Bild: Haufe Online Redaktion

Die Abwicklung einer Beschwerde hat absolute Priorität. Je nachdem, wie lange es dauert um den Mangel abzustellen, müssen Sie bzw. ein Mitarbeiter den Mandanten auf dem Laufenden halten. Auch und gerade wenn Sie selbst auf andere angewiesen sind.

Möglicherweise warten Sie auf die Reaktion eines Sachbearbeiters einer Behörde und können erst dann tätig werden. Melden Sie sich in solchen Fällen immer wieder zwischendurch beim Mandanten, um ihm das mitzuteilen. Ansonsten vermutet er Untätigkeit auf Ihrer Seite.

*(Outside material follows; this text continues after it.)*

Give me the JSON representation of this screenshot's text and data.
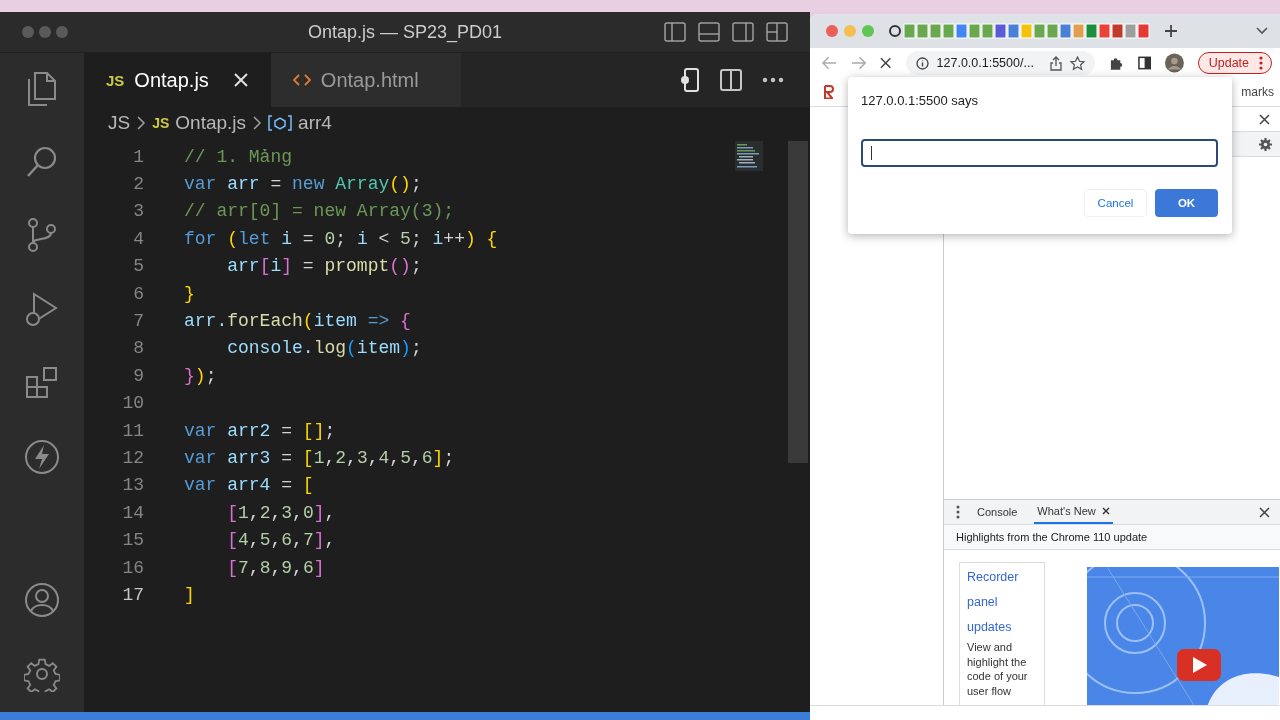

Mit den Mitarbeitern ist auf jeden Fall die Vereinbarung zu treffen, dass der Kanzleiinhaber bei jeder Art von Beschwerde oder Kritik informiert wird. Fehler vertuschen oder verheimlichen in der Hoffnung, dass sie nicht bemerkt werden, können das Mandat kosten.

Leider kommt es immer wieder vor, dass Mitarbeiter aus falsch verstandener Hilfeleistung glauben, Kollegen decken zu müssen. Der Fehler wird dann zwar behoben, aber still und heimlich. Und wenn dann der Mandant darauf kommt und Sie noch nicht mal etwas davon wissen, ist Ihre Glaubwürdigkeit und damit die Vertrauensbasis zerstört.